U.S. Sales: Goodfellas
Seven Blessings
Ayelet Menahemi’s crowd-pleasing dramedy following the complicated dynamics of a Moroccan-Israeli family coming together for a week-long wedding celebration swept Israeli’s Film Academy honors but has yet to attract much international attention. Despite the strong local buzz, the film still doesn’t have an international sales agent attached.
U.S. Sales: No sales agent attached
Finally Dawn
Saverio Costanzo’s homage to Fellini and the “Hollywood on the Tiber” days of Rome’s Cinecittà studio would seem an ideal match for cinephiles worldwide. A star-struck young Italian woman ( Rebecca Antonaci) is swept up in a wild night straight out of La Dolce Vita as she tags along the Liz Taylor-ish American movie diva Josephine Esperanto (Lily James) and her entourage, including Willem Dafoe as an American expat art dealer and Rachel Sennott as the up-and-coming actor who wants to be the next Hollywood queen. An exuberant love letter to cinema that still manages to be clear-eyed about the cynicism behind much of the movie magic.
U.S. Sales: UTA
Woman of…
Małgorzata Szumowska and Michał Englert’s tender portrait of a trans woman’s life journey through 45 years of struggle in Poland — a country whose voters just recently ousted their conservative transphobic right-wing government — was hailed at its Venice competition debut as a rare window into a community that still has no official recognition. That fact contributed to the casting of cisgender actress Małgorzata Hajewska-Krzysztofik in the main role, acting schools in Poland remain strictly binary, but trans and non-binary people were involved as consultants and turn up on screen in several supporting roles.

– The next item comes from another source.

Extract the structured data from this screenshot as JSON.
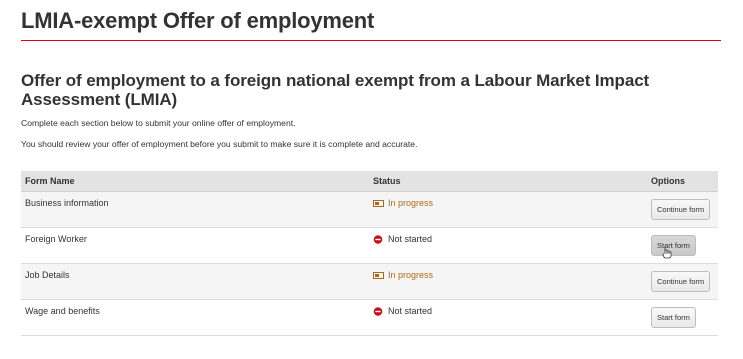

U.S. Sales: Memento Films International
The Mother of All Lies
Despite winning the Golden Eye for best first feature in Cannes and making the 2024 Oscar shortlist for best international feature, Asmae El Moudir‘s Moroccan film is still searching for a U.S. home. The hybrid documentary re-creates events surrounding the bread riots in Casablanca in 1981 and their impact on the filmmaker’s family, using a doll-house scale model of her childhood neighborhood and little figurines to represent family, friends and neighbors. A playful, inventive but also deeply moving examination of family, memory and generational trauma.